Halo, nama saya Aristoteles. Mungkin kalian pernah mendengar nama saya disebut dalam pelajaran sejarah atau sains. Saya ingin menceritakan kisah hidup saya, yang dimulai di sebuah kota kecil Yunani bernama Stagira, pada tahun 384 SM. Dunia saat itu sangat berbeda dari dunia kalian sekarang. Tidak ada internet atau bahkan buku cetak seperti yang kalian miliki. Pengetahuan disebarkan dari mulut ke mulut atau melalui gulungan papirus yang ditulis dengan susah payah. Ayah saya, Nikomakhus, adalah seorang dokter bagi raja Makedonia. Saya sering melihatnya bekerja, mengamati bagaimana ia mengobati orang sakit dan mempelajari tubuh manusia. Pekerjaannyalah yang pertama kali menyalakan api keingintahuan dalam diri saya. Saya tidak bisa berhenti bertanya. Mengapa daun berwarna hijau? Bagaimana ikan bernapas di dalam air? Dari mana bintang-bintang berasal? Sementara anak-anak lain bermain, saya sering menghabiskan waktu mengamati semut yang berbaris, mempelajari cara kerja sayap capung, atau mengumpulkan berbagai jenis kerang di pantai. Bagi saya, seluruh dunia adalah sebuah teka-teki raksasa yang menunggu untuk dipecahkan. Rasa ingin tahu yang tak ada habisnya inilah yang menjadi awal dari perjalanan seumur hidup saya untuk memahami dunia dan segala isinya.

Akademi dan Seorang Guru Hebat

Ketika saya berusia tujuh belas tahun, sekitar tahun 367 SM, saya tahu saya harus pergi ke tempat di mana pertanyaan-pertanyaan saya bisa menemukan jawaban. Tempat itu adalah Athena, jantung dunia Yunani kuno. Saya melakukan perjalanan panjang untuk belajar di sekolah paling terkenal saat itu, Akademi, yang didirikan oleh seorang pemikir hebat bernama Plato. Plato menjadi guru saya, dan saya sangat mengaguminya. Ia adalah orang terpintar yang pernah saya temui, dan selama dua puluh tahun saya belajar di bawah bimbingannya, saya menyerap semua yang bisa ia ajarkan. Namun, seiring berjalannya waktu, saya mulai menyadari bahwa cara kami memandang dunia sedikit berbeda. Plato percaya bahwa pengetahuan sejati datang dari memikirkan ide-ide yang sempurna dan tak terlihat.
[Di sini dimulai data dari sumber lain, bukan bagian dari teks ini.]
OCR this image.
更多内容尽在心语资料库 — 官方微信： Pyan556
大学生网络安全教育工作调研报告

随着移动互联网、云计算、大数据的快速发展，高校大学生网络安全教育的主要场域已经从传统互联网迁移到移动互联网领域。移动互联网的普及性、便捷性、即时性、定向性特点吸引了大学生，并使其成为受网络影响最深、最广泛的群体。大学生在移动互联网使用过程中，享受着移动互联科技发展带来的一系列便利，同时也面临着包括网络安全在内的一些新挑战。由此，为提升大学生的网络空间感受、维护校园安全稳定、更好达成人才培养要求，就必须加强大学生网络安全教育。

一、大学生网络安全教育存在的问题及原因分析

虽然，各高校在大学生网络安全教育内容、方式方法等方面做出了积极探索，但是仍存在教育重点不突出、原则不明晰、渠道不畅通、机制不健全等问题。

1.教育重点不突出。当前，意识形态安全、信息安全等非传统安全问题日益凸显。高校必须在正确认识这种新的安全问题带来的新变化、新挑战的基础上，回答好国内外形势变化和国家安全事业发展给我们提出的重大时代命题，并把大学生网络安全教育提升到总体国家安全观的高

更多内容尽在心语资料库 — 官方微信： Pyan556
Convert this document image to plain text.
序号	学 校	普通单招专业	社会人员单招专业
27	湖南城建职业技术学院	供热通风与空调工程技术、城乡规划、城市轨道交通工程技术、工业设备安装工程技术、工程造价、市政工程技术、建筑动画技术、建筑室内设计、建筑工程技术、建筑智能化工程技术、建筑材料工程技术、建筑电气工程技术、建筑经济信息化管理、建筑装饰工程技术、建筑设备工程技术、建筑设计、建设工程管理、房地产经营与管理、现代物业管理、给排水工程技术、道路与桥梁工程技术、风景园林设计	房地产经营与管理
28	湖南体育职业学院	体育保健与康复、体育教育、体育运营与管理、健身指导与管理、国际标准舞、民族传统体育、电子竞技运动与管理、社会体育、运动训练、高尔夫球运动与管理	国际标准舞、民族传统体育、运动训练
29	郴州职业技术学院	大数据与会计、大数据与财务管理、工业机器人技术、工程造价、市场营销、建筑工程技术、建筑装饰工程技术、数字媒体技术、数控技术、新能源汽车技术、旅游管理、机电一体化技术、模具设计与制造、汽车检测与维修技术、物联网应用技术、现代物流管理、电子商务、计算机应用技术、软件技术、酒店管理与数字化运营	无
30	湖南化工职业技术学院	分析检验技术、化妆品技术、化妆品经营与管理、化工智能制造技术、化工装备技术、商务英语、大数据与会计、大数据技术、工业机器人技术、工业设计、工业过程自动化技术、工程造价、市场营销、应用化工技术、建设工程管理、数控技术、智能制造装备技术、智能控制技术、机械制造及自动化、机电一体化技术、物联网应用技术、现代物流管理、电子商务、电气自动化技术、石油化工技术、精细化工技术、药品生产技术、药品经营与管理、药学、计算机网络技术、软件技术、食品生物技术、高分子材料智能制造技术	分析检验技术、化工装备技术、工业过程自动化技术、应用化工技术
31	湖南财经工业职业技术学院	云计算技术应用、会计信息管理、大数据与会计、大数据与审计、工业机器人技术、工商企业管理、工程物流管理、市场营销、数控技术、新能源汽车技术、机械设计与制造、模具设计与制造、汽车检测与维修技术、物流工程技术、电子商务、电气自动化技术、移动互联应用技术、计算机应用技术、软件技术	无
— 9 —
Misalnya, ia akan berpikir tentang “ide” sempurna dari sebuah kuda, yang ada di alam pikiran. Namun, saya lebih tertarik pada kuda-kuda yang benar-benar ada di depan saya. Saya ingin tahu apa yang mereka makan, bagaimana otot mereka bekerja saat berlari, dan mengapa mereka berbeda satu sama lain. Saya mulai percaya bahwa untuk memahami dunia, kita harus mengamatinya secara langsung, menyentuhnya, dan mempelajarinya dengan indra kita. Meskipun kami memiliki perbedaan pendapat, rasa hormat saya kepada Plato tidak pernah pudar. Ia mengajari saya hal yang paling penting: cara berpikir kritis dan tidak pernah takut untuk mempertanyakan apa pun, bahkan ajaran dari guru saya sendiri.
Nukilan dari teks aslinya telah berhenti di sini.